Published by Prof. Ilya Kapovich in the Washington Post on February 21, 2022.
The Feb. 18 editorial “In a moment of peril, clarity” correctly pointed to the link between Russia’s aggression toward Ukraine and the Putin regime’s increasingly oppressive nature at home. However, the examples given of such domestic political oppression are far from the most jarring.

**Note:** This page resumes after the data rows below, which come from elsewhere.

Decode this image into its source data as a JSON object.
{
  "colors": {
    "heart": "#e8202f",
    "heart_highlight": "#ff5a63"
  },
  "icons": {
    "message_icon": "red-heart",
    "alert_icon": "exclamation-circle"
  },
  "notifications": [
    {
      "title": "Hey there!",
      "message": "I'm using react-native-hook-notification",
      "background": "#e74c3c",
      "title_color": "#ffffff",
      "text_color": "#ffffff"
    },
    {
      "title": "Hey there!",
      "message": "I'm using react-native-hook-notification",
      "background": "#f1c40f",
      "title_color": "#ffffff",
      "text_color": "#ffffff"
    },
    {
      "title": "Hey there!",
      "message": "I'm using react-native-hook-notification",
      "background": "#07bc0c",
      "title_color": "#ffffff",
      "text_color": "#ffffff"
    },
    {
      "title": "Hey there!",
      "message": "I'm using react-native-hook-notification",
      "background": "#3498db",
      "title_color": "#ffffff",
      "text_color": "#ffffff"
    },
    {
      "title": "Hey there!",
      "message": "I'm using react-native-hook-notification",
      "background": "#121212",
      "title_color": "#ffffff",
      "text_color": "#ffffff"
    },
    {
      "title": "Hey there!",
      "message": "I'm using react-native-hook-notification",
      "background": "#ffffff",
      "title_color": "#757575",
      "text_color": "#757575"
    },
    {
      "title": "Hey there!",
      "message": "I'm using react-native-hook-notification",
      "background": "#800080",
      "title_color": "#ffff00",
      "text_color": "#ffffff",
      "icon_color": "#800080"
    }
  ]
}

On Feb. 10, a court in Kansk sentenced three middle school boys for putative “terrorism” offenses. The boys, who were 14 at the time, were arrested by the FSB in June 2020 while putting up leaflets on the wall of a local FSB office. The leaflets expressed support for a jailed Moscow State University mathematics graduate student and an opposition political activist Azat Miftakhov. Although minors and civilians, the boys were tried by a military court in a closed proceedings. One of the boys, Nikita Uvarov, received a five-year prison sentence, likely because he refused to cooperate with the authorities from the start. The other two boys, who initially admitted some guilt under coercion, received suspended prison sentences.
Political persecution of children is barbaric and despicable, and Russian President Vladimir Putin is using the distraction of the Ukraine conflict to perpetrate this shameful practice.
Ilya Kapovich, New York
The writer is a member of the Azat Miftakhov Committee of Mathematicians.